La Universidad de Iowa, en Estados Unidos, realizó un estudio en el cual se descubrió que el dejar que los peques manoseen y jueguen con su comida antes de llevársela a la boca, aumenta su gusto por la exploración, además de que aprenden con mayor rapidez sus primeras palabras.

En el pasado ya se habían hecho estudios pero con alimentos sólidos, los cuales habían tenido un buen resultado ya que su forma fija facilita su identificación. Sin embargo, tal parece que jugar con todo tipo de comida le ayudará a tu bebé a descubrir el mundo, aunque la comida inconsistente te cuesta el doble de esfuerzo al limpiar, todo sea por el aprendizaje de nuestro pequeño, ¿no?

¿Y eso cómo sucede?

La Universidad de Iowa decidió experimentar con comida inconsistente, ya que la sólida era fácil de identificar para los bebés. Los líquidos o pastosos causaban confusión porque las texturas son parecidas y, al tener contacto con objetos de la misma textura o color, pero que no fuera alimento, podría ser peligroso, como la leche y el pegamento.

Los niños que interactuaron más con los alimentos demostraron ser más hábiles a la hora de identificar la comida por su textura y también lograron nombrarla. Además de que se pronostica que serán mejores estudiantes en un futuro.

El equipo de investigación analizó a 72 niños y encontró que los peques que, literalmente, hacían un batidillo con su comida, tendían a aprender palabras asociadas con estos artículos, que aquellos que no lo hicieron.

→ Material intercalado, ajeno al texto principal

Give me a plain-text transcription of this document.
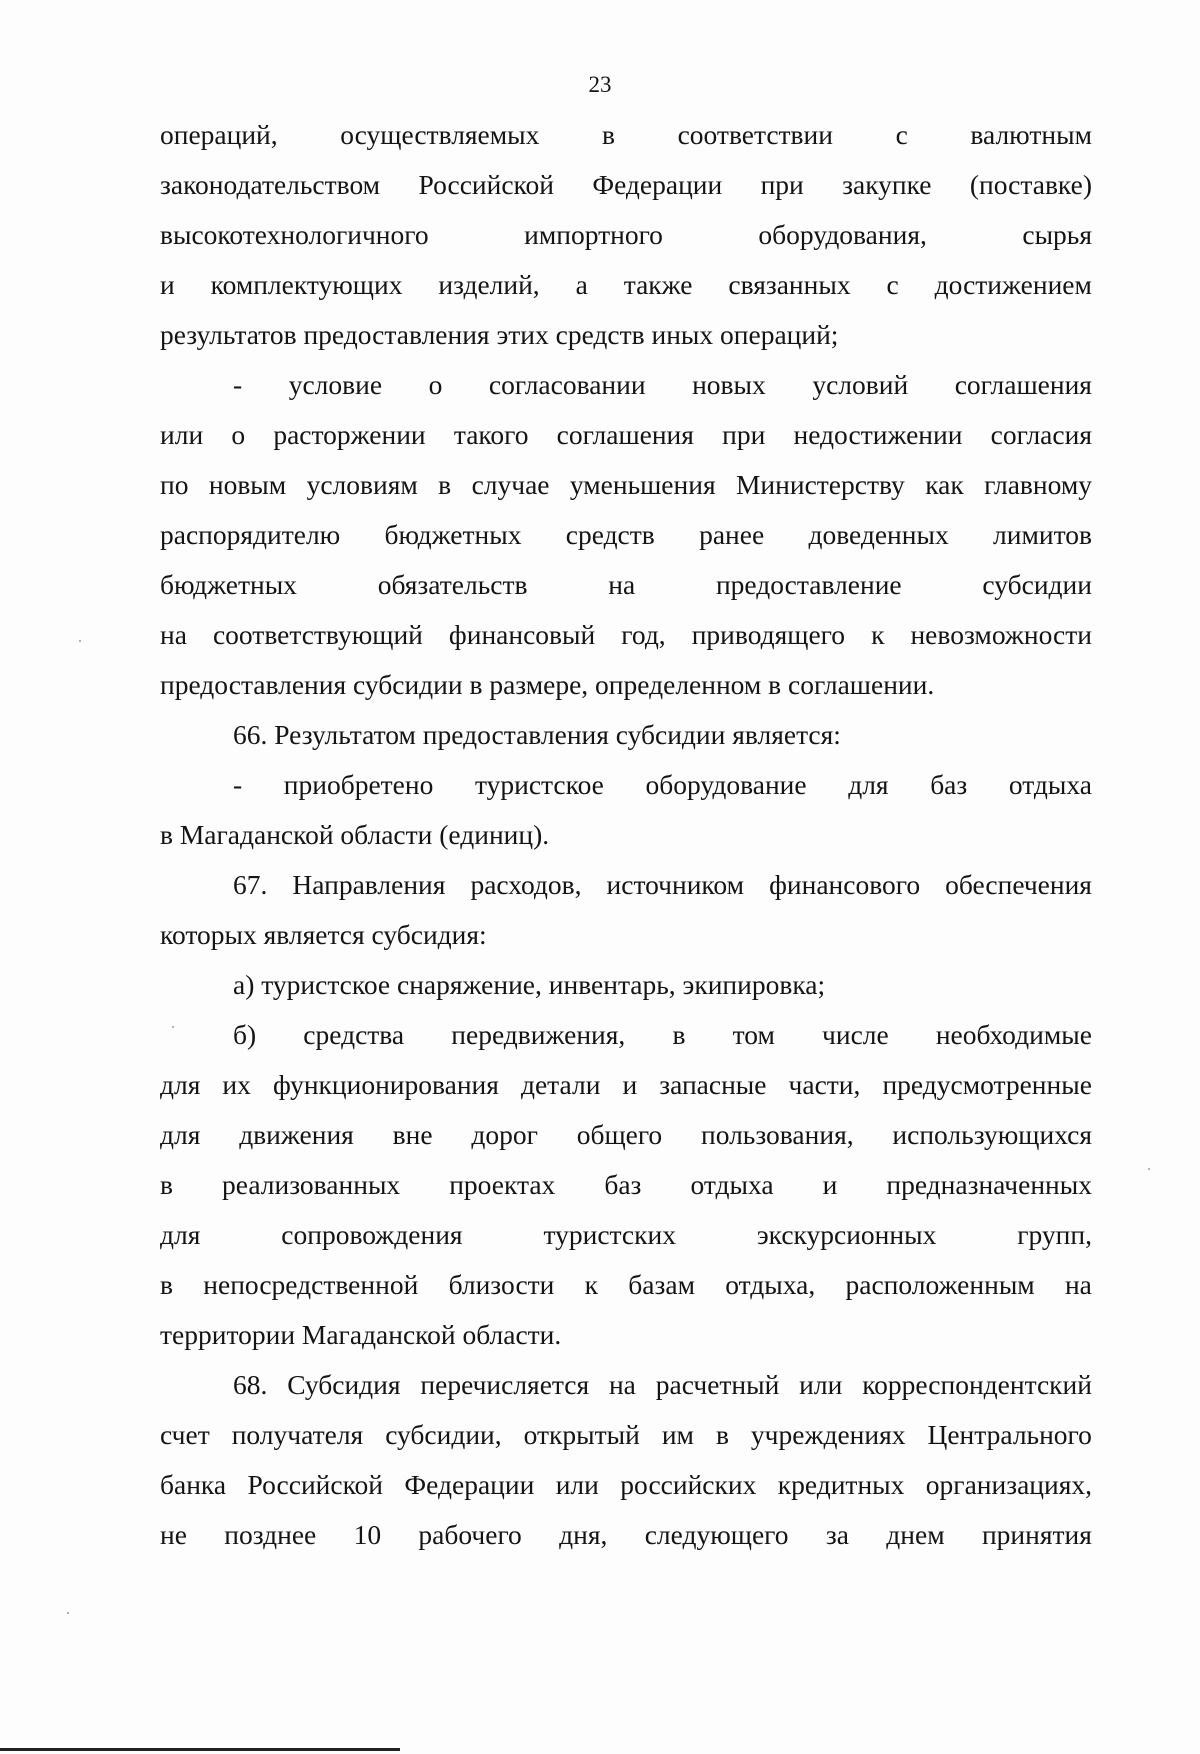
23
операций, осуществляемых в соответствии с валютным
законодательством Российской Федерации при закупке (поставке)
высокотехнологичного	импортного	оборудования,	сырья
и комплектующих изделий, а также связанных с достижением
результатов предоставления этих средств иных операций;
- условие о согласовании новых условий соглашения
или о расторжении такого соглашения при недостижении согласия
по новым условиям в случае уменьшения Министерству как главному
распорядителю бюджетных средств ранее доведенных лимитов
бюджетных	обязательств	на	предоставление	субсидии
на соответствующий финансовый год, приводящего к невозможности
предоставления субсидии в размере, определенном в соглашении.
66. Результатом предоставления субсидии является:
- приобретено туристское оборудование для баз отдыха
в Магаданской области (единиц).
67. Направления расходов, источником финансового обеспечения
которых является субсидия:
а) туристское снаряжение, инвентарь, экипировка;
б) средства передвижения, в том числе необходимые
для их функционирования детали и запасные части, предусмотренные
для движения вне дорог общего пользования, использующихся
в реализованных проектах баз отдыха и предназначенных
для	сопровождения	туристских	экскурсионных	групп,
в непосредственной близости к базам отдыха, расположенным на
территории Магаданской области.
68. Субсидия перечисляется на расчетный или корреспондентский
счет получателя субсидии, открытый им в учреждениях Центрального
банка Российской Федерации или российских кредитных организациях,
не позднее 10 рабочего дня, следующего за днем принятия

El resultado es curioso porque también arrojó que los niños que se sentaron en trona obtuvieron un mayor aprendizaje que los que se sentaron en otros lugares, debido a que al estar sentados en una silla alta, los niños se sienten más predispuestos a experimentar.

Así que la próxima vez que mires a tu hijo jugando con su postre no entres en estrés y desesperación, sólo asegúrate que lo coma aunque ya lo haya manoseado. Esto porque, tanto el contexto como el comportamiento, son factores importantes en la adquisición de vocabulario temprano de un niño. Este tipo de aprendizaje temprano puede estar relacionado con un mejor desarrollo cognitivo durante toda la vida de tu hijo.

“Cuando los niños pequeños comen desordenadamente y exploran los alimentos en cada comida, están aprendiendo tanto acerca de los alimentos individuales como acerca de las sustancias no sólidas en general. Los niños pueden estar haciendo mucho más que sólo un lío en la cocina, están cambiando para siempre sus sesgos atencionales y la forma en que van a aprender sobre el desarrollo”, concluyeron los investigadores en su artículo.

Además, el estudio recomienda permitir que los bebés exploren todos sus entornos, ya que esto aporta más información para estimular su percepción de la realidad, su memoria y su lenguaje.

¿Cómo las ves? Segurmante vas a cambiar la forma de ver a tu hijo cuando está haciendo un cochinero con la comida, después de todo está aprendiendo.